Other factors such as sex hormone levels are significantly affected by adiposity and weight loss.40 Although we do not have measurements of these hormones in the majority of our patients, the anticipated direction of change with marked weight loss would be a relative increase in circulating levels of male vs. female sex hormones. Previous work suggests that males have higher cardiac sympathetic tone whereas females have higher parasympathetic cardiac autonomic tone.41 If changes in sex hormones were a major factor contributing to the observed changes in HR recovery, marked weight loss would likely reduce rather than increase HR recovery when compared to baseline. Seventy seven % of female subjects who provided data on menstrual status at baseline were premenopausal.

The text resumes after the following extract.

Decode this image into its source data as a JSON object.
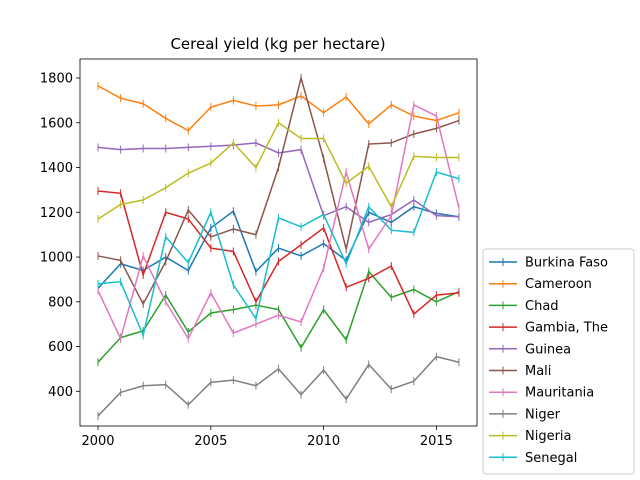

Multiple variables changed following GBS. Thus, it is not possible to define a single mechanism responsible for the main outcome of improved HR recovery. Regardless of the exact mechanism(s), our data strongly suggest that bariatric surgery may improve the conditions associated with high cardiovascular mortality in obesity. This would be an extremely important outcome given the very rapid rise in the prevalence of obesity and the increasing use of surgical weight loss procedures. Another issue is that our population was 83% female. In our small percentage of male subjects we saw similar improvements in HR recovery as were seen in the women. Importantly, severe obesity is twice as prevalent in females as in males and women are often underrepresented in cardiovascular studies. It would also be very informative to collect direct measures of parasympathetic and sympathetic activity such as serum catecholamines, microneurography or even heart rate variability. Those measurements are not available from this dataset and in some cases are quite difficult to acquire in severely obese subjects. We also do not have 24 hour Holter monitoring in our subjects. Exercise was not specifically prescribed or monitored in either group. While it is likely that some patients who lost weight did more exercise than those who did not lose weight, we cannot quantitatively assess the effects of exercise on our outcome measures. Follow-up on these patients has not been long enough to study potential changes in clinical arrhythmias or survival. Despite these limitations, weight loss with GBS showed very promising results and further studies of mechanisms and outcomes are clearly warranted.
This investigation was supported by NIH (NIDDK) Grant DK-55006, NIH R01 HL084294-01 A1, by Public Health Service research Grant No. M01-RR00064 from the National Center for Research Resources.